Le quote di mercato acquisite dalla
strada non possono mascherare la grande precarietà finanziaria nella quale si
trovano oggi molte imprese di trasporto, in particolare le più piccole. I “padroncini”
hanno sempre più difficoltà a mantenere una redditività, spesso artificiale, a
causa delle pressioni sui prezzi esercitate dai caricatori e dall’industria,
soprattutto in occasione di shock congiunturali quali l’aumento del prezzo del
gasolio.
Le misure
di defiscalizzazione adottate di fretta e in modo unilaterale da alcuni Stati
membri per calmare il malcontento dei trasportatori a seguito dell’aumento
brutale dei prezzi del gasolio nel settembre 2000 non sono soluzioni a lungo termine.
Simili interventi sono più dei palliativi che delle misure risolutive e rischiano
non soltanto di avere un impatto limitato sulla salute finanziaria del settore,
ma anche di arrecare pregiudizio agli altri modi, rafforzando ulteriormente il
vantaggio competitivo del trasporto stradale.
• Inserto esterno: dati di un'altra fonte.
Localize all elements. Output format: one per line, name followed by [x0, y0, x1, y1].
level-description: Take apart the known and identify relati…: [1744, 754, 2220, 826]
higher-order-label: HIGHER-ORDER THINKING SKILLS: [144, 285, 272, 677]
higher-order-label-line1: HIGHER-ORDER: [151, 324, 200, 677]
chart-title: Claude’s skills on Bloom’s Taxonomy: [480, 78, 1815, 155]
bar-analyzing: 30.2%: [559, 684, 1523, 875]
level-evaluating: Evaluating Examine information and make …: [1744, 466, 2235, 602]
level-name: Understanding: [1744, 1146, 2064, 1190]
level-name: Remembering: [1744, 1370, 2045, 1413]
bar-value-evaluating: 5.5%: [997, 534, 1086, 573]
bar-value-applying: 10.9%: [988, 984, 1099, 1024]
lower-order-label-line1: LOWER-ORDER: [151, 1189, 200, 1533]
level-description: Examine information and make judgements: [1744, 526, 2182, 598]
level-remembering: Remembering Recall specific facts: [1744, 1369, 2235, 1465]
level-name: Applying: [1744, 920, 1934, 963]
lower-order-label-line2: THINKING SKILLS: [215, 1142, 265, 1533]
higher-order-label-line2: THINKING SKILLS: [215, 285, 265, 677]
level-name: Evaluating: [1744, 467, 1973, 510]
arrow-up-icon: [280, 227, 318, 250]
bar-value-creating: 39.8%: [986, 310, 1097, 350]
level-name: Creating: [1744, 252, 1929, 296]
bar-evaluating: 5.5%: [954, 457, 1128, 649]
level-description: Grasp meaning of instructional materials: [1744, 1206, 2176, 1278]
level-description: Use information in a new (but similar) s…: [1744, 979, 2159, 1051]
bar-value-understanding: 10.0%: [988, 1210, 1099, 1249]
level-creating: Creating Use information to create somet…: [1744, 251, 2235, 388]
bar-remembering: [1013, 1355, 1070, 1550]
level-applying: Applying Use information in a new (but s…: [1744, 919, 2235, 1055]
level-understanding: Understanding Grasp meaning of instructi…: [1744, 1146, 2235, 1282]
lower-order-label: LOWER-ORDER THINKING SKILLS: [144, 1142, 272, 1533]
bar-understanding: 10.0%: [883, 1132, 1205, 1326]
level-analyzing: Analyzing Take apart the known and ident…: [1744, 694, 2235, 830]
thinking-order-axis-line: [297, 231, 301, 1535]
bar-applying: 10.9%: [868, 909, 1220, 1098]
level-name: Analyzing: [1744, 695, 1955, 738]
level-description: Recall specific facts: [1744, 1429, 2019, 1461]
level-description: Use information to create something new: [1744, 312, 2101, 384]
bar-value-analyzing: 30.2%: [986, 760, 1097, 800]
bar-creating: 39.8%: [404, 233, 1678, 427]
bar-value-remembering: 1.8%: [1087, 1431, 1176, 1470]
Tali misure potrebbero essere
considerate sovvenzioni occulte e destabilizzare ulteriormente la professione,
poiché il prezzo del trasporto stradale non rifletterebbe i costi reali.
Nonostante queste constatazioni, nessun vero piano
di ristrutturazione del settore è stato finora intrapreso in Europa. Il timore
di agitazioni sociali e di una paralisi dei principali assi di transito non vi
è certamente estraneo. Nel contesto attuale, sembra auspicabile risanare le prassi
in vigore e rafforzare la base delle imprese incoraggiando i raggruppamenti e
la diversificazione di attività. Infatti, imprese aventi dimensioni e basi
finanziarie adeguate, che permettano loro di approfittare dei progressi tecnologici,
potranno fare fronte - nelle migliori condizioni - all’arrivo sul mercato del
trasporto stradale dei concorrenti dell’Est europeo, ove il costo della
manodopera è attualmente inferiore a quello dei Paesi dell’Europa dell’Ovest.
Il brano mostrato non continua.